A TLB (Translation Lookaside Buffer) is a cache in a processor to accelerate the translation of a virtual address to a physical address. Since the working set of application programs has been increasing rapidly, TLB reach - the maximum size of the memory mapped by a TLB - is failing to keep pace with it.
A TLB is a very expensive resource in a processor and it should operate in a high speed. Therefore, there are strong limitations in increasing the number of TLB entries.
Superpage approach was proposed to increase TLB reach without increasing the number of TLB entries. In a superpage TLB, a TLB entry can map a superpage which is several contiguous base pages. There are several strong requirements for using superpages, and they hinder the actual utilization. Two previous schemes, a partial-subblock TLB and the shadow memory were proposed to release the requirements. A partial-subblock TLB releases only a small portion of the requirements and also limits the superpage size. The shadow memory releases most of the requirements but introduces other serious problems.

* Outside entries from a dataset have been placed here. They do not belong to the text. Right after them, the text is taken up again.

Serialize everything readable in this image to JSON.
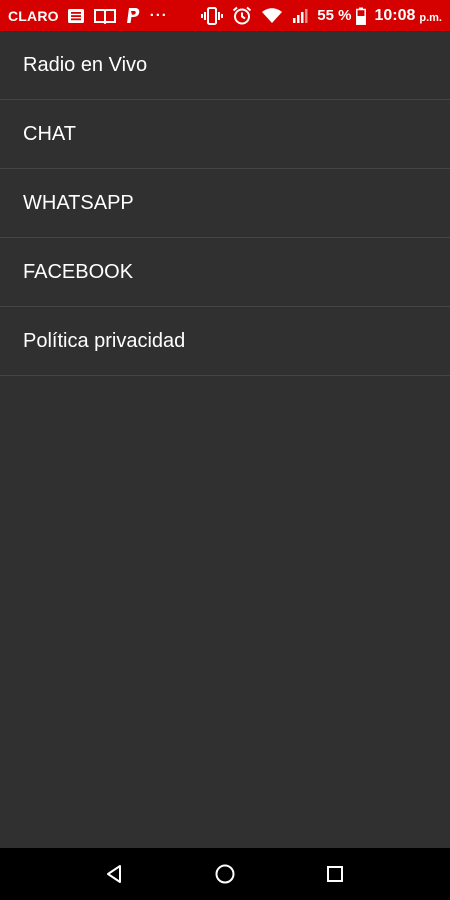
{
  "status_bar": {
    "carrier": "CLARO",
    "dots": "···",
    "battery_percent": "55 %",
    "time": "10:08",
    "time_suffix": "p.m.",
    "bg_color": "#d50000",
    "icons": [
      "news-icon",
      "book-icon",
      "paypal-icon",
      "vibrate-icon",
      "alarm-icon",
      "wifi-icon",
      "signal-icon",
      "battery-icon"
    ]
  },
  "menu": {
    "items": [
      {
        "label": "Radio en Vivo"
      },
      {
        "label": "CHAT"
      },
      {
        "label": "WHATSAPP"
      },
      {
        "label": "FACEBOOK"
      },
      {
        "label": "Política privacidad"
      }
    ]
  },
  "nav_bar": {
    "icons": [
      "back-icon",
      "home-icon",
      "recents-icon"
    ]
  }
}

This dissertation explores various schemes for supporting superpages efficiently and increasing actual utilization of superpages. First, this dissertation proposes a hybrid scheme which integrates the shadow memory and a partial-subblock TLB, thereby enjoying the benefits inherited from both sides.
The hybrid scheme has as high a superpage utilization as the shadow memory, and avoids most of the problems in the shadow memory by virtue of the partial- subblock TLB. The hybrid scheme inherits most of the hardware cost and overhead from both schemes. However, the evaluation shows that the performance gain
overwhelms the cost and overhead.
Second, this dissertation introduces a new TLB structure, called VS-TLBs. They are based on subblock TLBs and add the subblock size field. By virtue of the subblock size field, a subblock in VS-TLBs can be multiple pages, while a subblock in the subblo...